Master en Desarrollo Local. Director de la Fundación Donum, Cuenca. Exdirigente de Alfaro Vive Carajo.
Guillermo Lasso está adentrándose peligrosamente en la dicotomía entre gobierno débil y mano dura. Una estrategia plagada de riesgos. El principal, a no dudarlo, es la posibilidad de que a una intensificación de la represión le corresponda una mayor irracionalidad. Podrían empezar a ver conspiraciones y amenazas hasta en la sopa.
El Plan Nacional de Seguridad que el Gobierno busca implementar no anticipa con claridad ni sus estrategias ni sus alcances. Por ahora solo deja entrever la preocupación de las autoridades frente a eventuales estallidos sociales. Dicho de otro modo, es más bien un anticipo de lo que podría venir como consecuencia de la ineptitud del gobierno para responder a la crisis. Porque esto es, precisamente, lo que está en juego: la indefinición de una ruta o de un horizonte medianamente coherente al que nos estaría conduciendo el Gobierno.
Para el caso que nos ocupa, que ese horizonte sea o no de nuestro agrado es secundario. Inclusive para hacer una oposición razonable se requiere de un itinerario claro de parte del Gobierno. Pero esta es una ausencia que cada día se vuelve más dramática. O patética. El caso del gerente de Petroecuador recientemente renunciado lo evidencia con todas sus letras.
Para hacer una oposición razonable se requiere de un itinerario claro de parte del Gobierno. Pero esta es una ausencia que cada día se vuelve más dramática. O patética. El caso del gerente de Petroecuador recientemente renunciado lo evidencia con todas sus letras.
Michel Foucault, el célebre pensador francés, hace un interesante análisis sobre la evolución del concepto de policía. De haber sido concebida como una estrategia para facilitar la gobernabilidad y consolidar el poder del Estado (en consonancia con el término inglés policy, que todavía se utiliza), la policía terminó convertida en un dispositivo para controlar a la sociedad. Poco a poco, y como consecuencia del vertiginoso desarrollo del capitalismo, la necesidad de neutralizar los impactos negativos del sistema se volvió una urgencia. El crecimiento desordenado de las ciudades, la delincuencia, las protestas de los trabajadores ultra explotados o la informalidad jurídica se convirtieron en problemas permanentes, cuyo manejo empezó a requerir de una autoridad más técnica. La policía, entonces, dejó de preocuparse por la generación de estrategias de gobierno (es decir por la política) y se concentró en garantizar el orden.

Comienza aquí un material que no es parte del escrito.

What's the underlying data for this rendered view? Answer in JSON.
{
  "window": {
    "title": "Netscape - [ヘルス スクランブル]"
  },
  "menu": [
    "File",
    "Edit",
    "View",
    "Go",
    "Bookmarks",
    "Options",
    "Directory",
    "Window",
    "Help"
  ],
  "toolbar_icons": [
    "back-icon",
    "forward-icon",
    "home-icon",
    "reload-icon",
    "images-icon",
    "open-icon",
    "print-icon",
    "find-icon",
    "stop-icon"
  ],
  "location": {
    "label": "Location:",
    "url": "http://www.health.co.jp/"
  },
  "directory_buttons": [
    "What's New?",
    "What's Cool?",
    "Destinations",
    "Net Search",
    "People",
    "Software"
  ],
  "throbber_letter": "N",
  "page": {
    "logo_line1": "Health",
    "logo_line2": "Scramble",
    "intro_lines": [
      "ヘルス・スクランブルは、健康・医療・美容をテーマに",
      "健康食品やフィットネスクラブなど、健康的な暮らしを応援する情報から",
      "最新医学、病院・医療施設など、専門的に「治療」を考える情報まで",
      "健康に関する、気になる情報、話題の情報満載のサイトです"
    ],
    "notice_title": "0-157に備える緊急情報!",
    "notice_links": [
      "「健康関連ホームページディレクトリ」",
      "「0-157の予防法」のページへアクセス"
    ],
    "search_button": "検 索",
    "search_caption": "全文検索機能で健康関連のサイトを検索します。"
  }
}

¿Está la iniciativa de seguridad del gobierno en esa misma tónica? Al parecer, sí. Y no solo por la propia orientación política e ideológica del régimen, sino porque los escenarios inmediatos para una mayor liberalización de la economía, tal como lo exigen los voceros más radicales de los sectores empresariales, lucen complicados. Si en toda América Latina la aplicación de medidas neoliberales tuvo que hacerse a la fuerza, y en muchos casos echando mano de una brutal represión, ahora las posibilidades son más desfavorables. Los levantamientos indígenas/populares en Colombia, Chile y Ecuador (por señalar únicamente los más relevantes) lo confirman.
No obstante, el Gobierno persiste en su agenda exclusivamente empresarial, a pesar de los graves impactos sociales que presagia. En ese sentido, el mencionado plan de seguridad puede interpretarse como la compensación represiva para la extrema debilidad política del régimen, en un contexto particularmente explosivo.